Next-Gen Oncolytic Virus Shows Potential to Treat Advanced Melanoma

In a trial of a genetically engineered herpes simplex virus type 1 (HSV-1), along with the Opdivo (nivolumab), one-third of the patients with advanced melanoma had their tumors shrink by at least 30%, and nearly one out of six patients had tumors completely disappear. The results of this trial were recently presented by researchers at Keck Medicine of USC in Los Angeles at the 2025 American Society of Clinical Oncology annual meeting.

Gino Kim In, M.D.

“These findings are very encouraging because melanoma is the fifth most common cancer for adults, and about half of all advanced melanoma cases cannot be managed with currently available immunotherapy treatments,” Gino Kim In, M.D., a medical oncologist with Keck Medicine and principal investigator at the Keck Medicine clinical trial site, said in a news release. “The survival rate of untreatable advanced melanoma is only a few years, so this new therapy offers hope to patients who may have run out of options to fight the cancer.”

More than 100,000 new melanomas will be diagnosed in the United States this year, according to the American Cancer Society, and more than 8,400 people are expected to die from the condition. Melanoma is among the most aggressive forms of skin cancer, and while the introduction of immune checkpoint inhibitors over the past decade has significantly improved outcomes, many patients eventually stop responding.

The IGNYTE trial enrolled 140 patients at sites worldwide who had advanced melanoma that did not respond or stopped responding to immunotherapy. Patients were treated with Replimune’s RP1 in combination with Opdivo.
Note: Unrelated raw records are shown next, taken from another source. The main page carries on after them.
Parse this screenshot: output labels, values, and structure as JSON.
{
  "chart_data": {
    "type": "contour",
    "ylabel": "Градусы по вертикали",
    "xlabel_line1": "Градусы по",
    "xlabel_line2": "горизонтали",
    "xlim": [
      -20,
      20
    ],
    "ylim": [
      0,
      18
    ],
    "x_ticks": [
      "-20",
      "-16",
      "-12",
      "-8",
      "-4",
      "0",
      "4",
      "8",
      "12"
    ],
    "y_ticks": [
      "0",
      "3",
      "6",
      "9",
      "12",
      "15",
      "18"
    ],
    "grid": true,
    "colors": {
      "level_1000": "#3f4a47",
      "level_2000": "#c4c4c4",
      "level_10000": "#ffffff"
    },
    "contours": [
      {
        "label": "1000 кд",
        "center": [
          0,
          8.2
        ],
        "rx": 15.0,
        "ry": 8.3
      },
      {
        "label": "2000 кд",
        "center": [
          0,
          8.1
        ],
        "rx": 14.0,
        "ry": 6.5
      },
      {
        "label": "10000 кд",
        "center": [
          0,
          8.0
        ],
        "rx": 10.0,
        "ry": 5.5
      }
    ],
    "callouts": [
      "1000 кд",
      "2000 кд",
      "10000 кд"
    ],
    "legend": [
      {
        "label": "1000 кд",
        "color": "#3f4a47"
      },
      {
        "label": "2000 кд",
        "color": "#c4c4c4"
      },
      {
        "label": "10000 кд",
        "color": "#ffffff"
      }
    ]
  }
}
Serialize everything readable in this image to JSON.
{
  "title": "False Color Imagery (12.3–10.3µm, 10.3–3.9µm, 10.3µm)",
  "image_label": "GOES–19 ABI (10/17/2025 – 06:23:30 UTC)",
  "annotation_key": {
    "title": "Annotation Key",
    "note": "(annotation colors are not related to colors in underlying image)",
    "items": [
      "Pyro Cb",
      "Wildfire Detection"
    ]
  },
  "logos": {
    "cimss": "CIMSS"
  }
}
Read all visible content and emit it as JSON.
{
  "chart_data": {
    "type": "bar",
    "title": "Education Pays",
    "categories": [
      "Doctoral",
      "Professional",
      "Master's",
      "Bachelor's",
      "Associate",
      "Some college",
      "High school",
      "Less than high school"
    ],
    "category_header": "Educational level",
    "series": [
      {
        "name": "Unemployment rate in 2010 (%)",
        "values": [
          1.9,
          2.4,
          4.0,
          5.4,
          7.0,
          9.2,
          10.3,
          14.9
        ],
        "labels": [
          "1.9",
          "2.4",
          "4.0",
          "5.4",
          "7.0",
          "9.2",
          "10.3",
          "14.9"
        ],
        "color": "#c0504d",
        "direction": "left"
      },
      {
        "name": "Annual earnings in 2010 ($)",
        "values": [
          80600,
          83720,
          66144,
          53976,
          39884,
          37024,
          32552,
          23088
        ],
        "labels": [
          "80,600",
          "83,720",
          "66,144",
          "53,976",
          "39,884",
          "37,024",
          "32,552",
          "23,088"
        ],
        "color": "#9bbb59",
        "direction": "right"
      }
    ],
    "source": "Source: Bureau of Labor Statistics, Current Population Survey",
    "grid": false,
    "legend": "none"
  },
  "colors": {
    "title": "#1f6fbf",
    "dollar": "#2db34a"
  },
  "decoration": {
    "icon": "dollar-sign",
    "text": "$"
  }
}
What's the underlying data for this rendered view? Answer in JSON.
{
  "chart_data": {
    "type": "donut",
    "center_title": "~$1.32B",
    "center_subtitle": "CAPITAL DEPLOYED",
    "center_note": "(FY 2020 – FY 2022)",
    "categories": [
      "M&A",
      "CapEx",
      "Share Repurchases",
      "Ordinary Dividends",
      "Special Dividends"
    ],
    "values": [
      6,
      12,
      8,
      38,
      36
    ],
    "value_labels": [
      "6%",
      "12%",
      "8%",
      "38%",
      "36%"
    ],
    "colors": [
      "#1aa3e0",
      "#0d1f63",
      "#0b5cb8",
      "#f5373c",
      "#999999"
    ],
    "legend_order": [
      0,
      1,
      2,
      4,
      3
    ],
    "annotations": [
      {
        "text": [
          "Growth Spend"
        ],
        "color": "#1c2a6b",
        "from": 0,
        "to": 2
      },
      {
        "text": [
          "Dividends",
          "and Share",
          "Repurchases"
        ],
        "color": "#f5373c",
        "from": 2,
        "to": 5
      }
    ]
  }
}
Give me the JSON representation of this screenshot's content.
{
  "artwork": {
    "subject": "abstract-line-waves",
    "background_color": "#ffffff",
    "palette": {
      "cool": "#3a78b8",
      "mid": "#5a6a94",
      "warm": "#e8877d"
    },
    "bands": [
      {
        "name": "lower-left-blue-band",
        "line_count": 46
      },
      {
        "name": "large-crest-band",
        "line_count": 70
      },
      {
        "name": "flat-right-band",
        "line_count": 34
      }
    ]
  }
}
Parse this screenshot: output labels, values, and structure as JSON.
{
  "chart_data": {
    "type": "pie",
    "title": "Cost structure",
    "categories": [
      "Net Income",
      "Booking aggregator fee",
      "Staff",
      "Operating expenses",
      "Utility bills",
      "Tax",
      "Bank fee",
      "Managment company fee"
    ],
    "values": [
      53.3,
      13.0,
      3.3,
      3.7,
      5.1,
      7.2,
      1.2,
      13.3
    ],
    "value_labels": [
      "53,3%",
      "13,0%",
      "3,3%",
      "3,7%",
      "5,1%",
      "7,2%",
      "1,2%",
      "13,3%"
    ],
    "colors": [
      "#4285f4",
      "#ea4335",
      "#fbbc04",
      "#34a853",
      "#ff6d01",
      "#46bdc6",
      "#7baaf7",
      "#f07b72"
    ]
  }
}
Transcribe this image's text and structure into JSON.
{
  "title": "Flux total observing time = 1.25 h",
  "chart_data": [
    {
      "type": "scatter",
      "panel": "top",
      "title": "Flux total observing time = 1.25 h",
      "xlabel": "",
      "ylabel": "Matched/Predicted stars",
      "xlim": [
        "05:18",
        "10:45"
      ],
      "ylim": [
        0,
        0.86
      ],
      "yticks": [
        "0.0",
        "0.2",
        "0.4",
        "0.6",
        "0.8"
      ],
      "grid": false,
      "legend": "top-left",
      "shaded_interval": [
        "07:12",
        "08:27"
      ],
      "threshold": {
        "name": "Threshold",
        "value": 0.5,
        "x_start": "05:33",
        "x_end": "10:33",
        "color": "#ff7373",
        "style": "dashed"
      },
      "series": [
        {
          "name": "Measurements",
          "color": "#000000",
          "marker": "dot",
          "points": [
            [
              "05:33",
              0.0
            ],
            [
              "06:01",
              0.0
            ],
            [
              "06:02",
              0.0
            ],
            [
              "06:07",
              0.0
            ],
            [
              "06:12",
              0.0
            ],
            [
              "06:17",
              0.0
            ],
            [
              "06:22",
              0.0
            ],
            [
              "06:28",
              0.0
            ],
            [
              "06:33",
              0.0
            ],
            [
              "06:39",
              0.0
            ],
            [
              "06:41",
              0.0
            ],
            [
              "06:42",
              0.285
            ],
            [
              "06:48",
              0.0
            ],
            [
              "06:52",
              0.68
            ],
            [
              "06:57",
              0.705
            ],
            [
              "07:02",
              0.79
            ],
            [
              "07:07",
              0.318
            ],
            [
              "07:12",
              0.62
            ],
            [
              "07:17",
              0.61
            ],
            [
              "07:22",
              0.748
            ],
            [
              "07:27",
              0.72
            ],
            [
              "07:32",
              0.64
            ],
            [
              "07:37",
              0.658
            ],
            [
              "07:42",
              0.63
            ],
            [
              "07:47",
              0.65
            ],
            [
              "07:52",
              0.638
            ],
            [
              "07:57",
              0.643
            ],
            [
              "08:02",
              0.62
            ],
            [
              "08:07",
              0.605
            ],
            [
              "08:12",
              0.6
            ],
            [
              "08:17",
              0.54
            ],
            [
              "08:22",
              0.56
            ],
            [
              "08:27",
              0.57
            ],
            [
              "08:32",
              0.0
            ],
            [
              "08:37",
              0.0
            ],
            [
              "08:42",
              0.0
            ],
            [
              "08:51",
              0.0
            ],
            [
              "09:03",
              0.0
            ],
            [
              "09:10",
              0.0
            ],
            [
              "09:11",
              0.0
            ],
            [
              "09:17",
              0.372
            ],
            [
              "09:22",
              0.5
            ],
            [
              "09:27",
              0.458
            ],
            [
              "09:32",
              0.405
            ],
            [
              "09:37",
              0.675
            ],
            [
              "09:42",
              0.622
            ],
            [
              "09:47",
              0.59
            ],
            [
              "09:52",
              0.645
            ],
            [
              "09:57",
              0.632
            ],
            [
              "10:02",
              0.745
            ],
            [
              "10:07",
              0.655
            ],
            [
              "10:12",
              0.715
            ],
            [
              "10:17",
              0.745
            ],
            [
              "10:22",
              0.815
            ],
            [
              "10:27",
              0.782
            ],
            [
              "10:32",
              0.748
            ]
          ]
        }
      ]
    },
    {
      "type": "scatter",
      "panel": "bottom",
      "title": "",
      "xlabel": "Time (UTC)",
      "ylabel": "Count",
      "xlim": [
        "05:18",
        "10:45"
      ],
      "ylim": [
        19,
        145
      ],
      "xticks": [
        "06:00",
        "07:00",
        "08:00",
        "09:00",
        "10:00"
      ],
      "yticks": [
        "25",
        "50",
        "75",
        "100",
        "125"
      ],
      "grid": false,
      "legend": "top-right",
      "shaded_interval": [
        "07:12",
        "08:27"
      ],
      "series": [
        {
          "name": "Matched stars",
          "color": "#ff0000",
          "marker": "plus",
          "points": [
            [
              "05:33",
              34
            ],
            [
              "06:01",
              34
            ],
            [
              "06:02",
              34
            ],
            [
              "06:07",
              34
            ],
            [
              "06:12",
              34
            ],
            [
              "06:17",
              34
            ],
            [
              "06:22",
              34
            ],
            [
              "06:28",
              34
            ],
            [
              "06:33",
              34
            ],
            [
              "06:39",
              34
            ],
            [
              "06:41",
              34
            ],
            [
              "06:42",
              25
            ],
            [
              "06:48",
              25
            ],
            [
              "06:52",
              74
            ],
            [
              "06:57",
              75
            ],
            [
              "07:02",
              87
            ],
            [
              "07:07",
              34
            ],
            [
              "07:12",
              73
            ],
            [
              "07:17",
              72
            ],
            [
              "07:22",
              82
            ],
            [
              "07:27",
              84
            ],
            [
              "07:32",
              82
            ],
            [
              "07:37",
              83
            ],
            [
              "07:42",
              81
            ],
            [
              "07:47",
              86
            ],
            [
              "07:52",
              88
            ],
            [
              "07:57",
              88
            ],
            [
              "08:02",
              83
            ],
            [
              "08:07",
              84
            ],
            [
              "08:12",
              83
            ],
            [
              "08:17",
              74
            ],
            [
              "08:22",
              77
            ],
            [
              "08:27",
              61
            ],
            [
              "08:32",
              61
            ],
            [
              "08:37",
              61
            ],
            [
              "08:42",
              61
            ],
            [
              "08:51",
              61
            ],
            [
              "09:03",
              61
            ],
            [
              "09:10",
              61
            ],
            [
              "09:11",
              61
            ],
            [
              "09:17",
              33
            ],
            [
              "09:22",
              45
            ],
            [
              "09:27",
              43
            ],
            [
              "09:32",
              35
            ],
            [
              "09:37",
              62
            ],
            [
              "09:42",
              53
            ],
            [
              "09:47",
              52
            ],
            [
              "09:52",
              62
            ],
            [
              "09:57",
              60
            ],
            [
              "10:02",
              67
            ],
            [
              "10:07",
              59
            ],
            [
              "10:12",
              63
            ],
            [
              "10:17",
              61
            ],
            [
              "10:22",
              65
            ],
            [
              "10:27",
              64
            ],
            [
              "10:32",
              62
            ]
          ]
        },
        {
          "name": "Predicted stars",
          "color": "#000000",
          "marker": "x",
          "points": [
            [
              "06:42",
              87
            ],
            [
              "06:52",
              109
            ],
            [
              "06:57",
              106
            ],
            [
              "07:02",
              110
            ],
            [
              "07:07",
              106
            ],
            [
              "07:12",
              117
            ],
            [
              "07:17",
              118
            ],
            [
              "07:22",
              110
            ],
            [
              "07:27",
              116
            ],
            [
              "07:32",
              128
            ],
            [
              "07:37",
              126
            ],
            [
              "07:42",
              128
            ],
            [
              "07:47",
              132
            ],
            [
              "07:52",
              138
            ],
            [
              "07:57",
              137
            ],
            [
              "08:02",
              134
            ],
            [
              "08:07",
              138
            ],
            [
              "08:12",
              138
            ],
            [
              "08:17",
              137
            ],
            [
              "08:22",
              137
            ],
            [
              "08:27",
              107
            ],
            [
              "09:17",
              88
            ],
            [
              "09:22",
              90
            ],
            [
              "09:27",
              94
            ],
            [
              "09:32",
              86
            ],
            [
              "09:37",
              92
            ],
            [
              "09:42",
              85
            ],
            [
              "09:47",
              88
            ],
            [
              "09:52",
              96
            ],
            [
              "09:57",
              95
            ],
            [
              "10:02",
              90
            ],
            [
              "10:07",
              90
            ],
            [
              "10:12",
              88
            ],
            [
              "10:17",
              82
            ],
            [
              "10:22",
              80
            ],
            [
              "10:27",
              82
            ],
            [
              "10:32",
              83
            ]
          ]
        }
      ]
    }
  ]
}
RPI (vusolimogene oderparepvec) is a cancer immunotherapy class known as oncolytic viruses that infect and kill cancer cells. One such therapy is currently FDA-approved and available on the market — Amgen’s Imlygic (talimogene laherparepvec), which is also a genetically engineered HSV-1 approved in 2015. Imlygic is injected directly into the tumor, which triggers an immune response.

RPI contains a strain of herpes simplex virus engineered with a protein that assists with fusion (GALV-GP-R-) and granulocyte-macrophage colony-stimulating factor (GM-CSF), a cytokine intended to maximize tumor-killing potency. Replimune researchers have said these changes to the virus provide the potential for it to both directly kill tumors and to lead to systemic therapeutic benefit.

RPI is also administered directly into the tumor. It then replicates and kills cancer cells while also stimulating the body’s white blood cells to seek out and destroy any other cancer cells in the body. Researchers theorized that Opdivo, which works by using the body’s own immune system to fight and destroy cancer cells, would enhance the potential effect of RP1.

During the clinical trial, patients were given a combined therapy of RP1 and Opdivo every two weeks for up to eight cycles. If patients responded to the treatment, they continued on Opdivo alone every four weeks for up to 30 cycles (or two years).

Researchers found that not only did injected tumor size shrink in one-third of the patients by 30%, but also that patients’ uninjected tumors also shrank or even disappeared. In the trial, the objective response rate (ORR) was 32.9%. The overall survival (OS) rate was 75.3% at 1 year, 63.3% at 2 years and 54.8% at 3 years. There was a ≥30% reduction in 93.6% of injected tumors and 79.0% of non-injected tumors.

Patients experienced higher objective response rates after receiving deep injections compared with superficial injections only. Deep responses were observed in injected and non-injected tumors.

Biomarker analysis demonstrated broad immune activation associated with response. The safety profile was favorable, with mostly grade 1/2 adverse events.

A phase 3 trial, IGNYTE-3, is under way to confirm these findings and is expected to enroll more than 400 patients. A separate trial is under way to assess RP1 in other non-melanoma skin cancers, including Merkel cell carcinoma, basal cell carcinoma and angiosarcoma, according to Replimune’s pipeline.